= Robert L. Tillman =

Robert L. Tillman (born 1943) is an American business executive who was chief executive officer (CEO) and chairman of Lowe's. He joined the company in 1962, held several management roles, and became president and CEO in 1996 and chairman in 1998.

==Early life and education==
Tillman was born in 1943 in North Carolina. He studied at the University of North Carolina, where he earned a Bachelor of Science degree in 1967.

==Career==
Tillman began his career at Lowe's in 1962 as an office manager trainee. He progressed through a series of management positions, including senior vice president of merchandising and marketing, executive vice president of merchandising, and executive vice president and chief operating officer. He joined the Lowe's board of directors in 1994, was appointed president and CEO in 1996, and became chairman in 1998.

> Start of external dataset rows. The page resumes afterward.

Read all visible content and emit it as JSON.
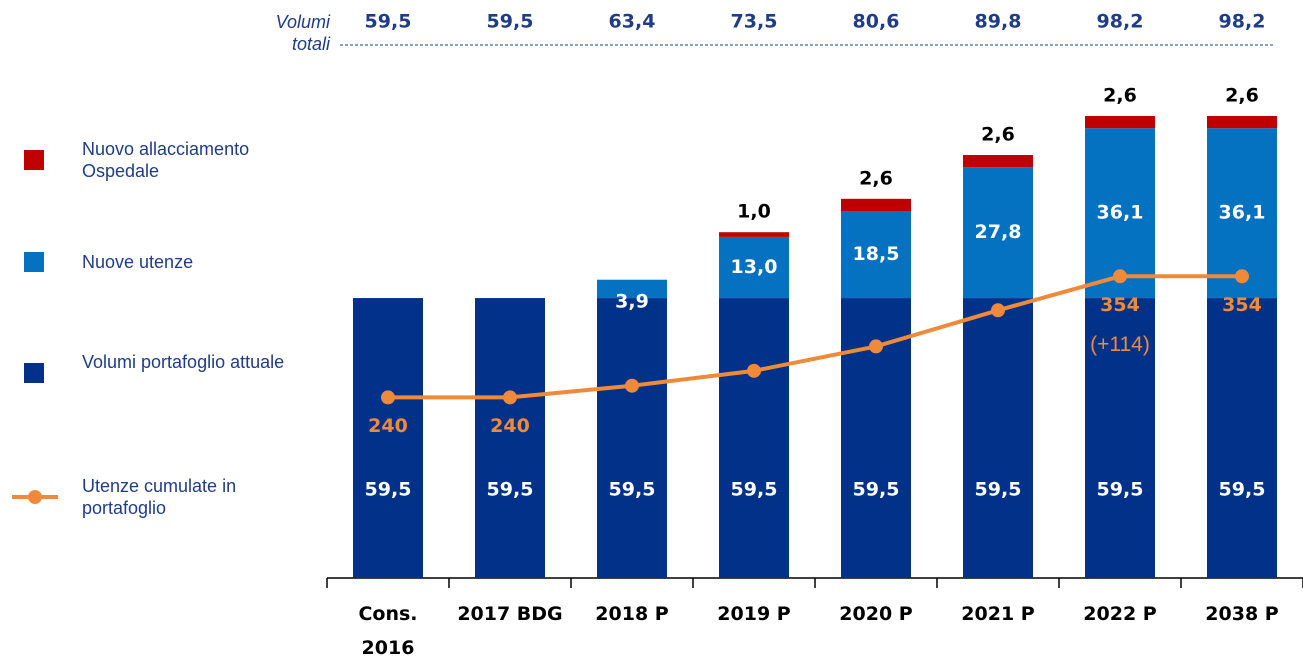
{
  "chart_data": {
    "type": "bar",
    "stacked": true,
    "categories": [
      "Cons. 2016",
      "2017 BDG",
      "2018 P",
      "2019 P",
      "2020 P",
      "2021 P",
      "2022 P",
      "2038 P"
    ],
    "series": [
      {
        "name": "Volumi portafoglio attuale",
        "color": "#023189",
        "values": [
          59.5,
          59.5,
          59.5,
          59.5,
          59.5,
          59.5,
          59.5,
          59.5
        ],
        "value_labels": [
          "59,5",
          "59,5",
          "59,5",
          "59,5",
          "59,5",
          "59,5",
          "59,5",
          "59,5"
        ]
      },
      {
        "name": "Nuove utenze",
        "color": "#0471c1",
        "values": [
          null,
          null,
          3.9,
          13.0,
          18.5,
          27.8,
          36.1,
          36.1
        ],
        "value_labels": [
          null,
          null,
          "3,9",
          "13,0",
          "18,5",
          "27,8",
          "36,1",
          "36,1"
        ]
      },
      {
        "name": "Nuovo allacciamento Ospedale",
        "color": "#c00000",
        "values": [
          null,
          null,
          null,
          1.0,
          2.6,
          2.6,
          2.6,
          2.6
        ],
        "value_labels": [
          null,
          null,
          null,
          "1,0",
          "2,6",
          "2,6",
          "2,6",
          "2,6"
        ]
      },
      {
        "name": "Utenze cumulate in portafoglio",
        "type": "line",
        "axis": "y2",
        "color": "#ef8a3a",
        "values": [
          240,
          240,
          251,
          265,
          288,
          322,
          354,
          354
        ],
        "value_labels": [
          "240",
          "240",
          null,
          null,
          null,
          null,
          "354",
          "354"
        ]
      }
    ],
    "totals": {
      "label": "Volumi totali",
      "values": [
        59.5,
        59.5,
        63.4,
        73.5,
        80.6,
        89.8,
        98.2,
        98.2
      ],
      "value_labels": [
        "59,5",
        "59,5",
        "63,4",
        "73,5",
        "80,6",
        "89,8",
        "98,2",
        "98,2"
      ]
    },
    "annotations": [
      {
        "text": "(+114)",
        "category": "2022 P"
      }
    ],
    "ylim": [
      0,
      105
    ],
    "y2lim": [
      70,
      535
    ],
    "legend": "left"
  }
}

Beginning in 1998, Tillman launched an expansion program that moved the chain beyond its traditional base in the Southern United States into the Northeast, Midwest, and Southwest, as well as into more urban locations. To facilitate expansion into the West, Tillman led the acquisition of Eagle Hardware. During his tenure, Lowe's achieved net earnings of $1 billion for the first time in 2001 and was named a Fortune 100 company.

==Recognition==
Tillman School of Business is named after him.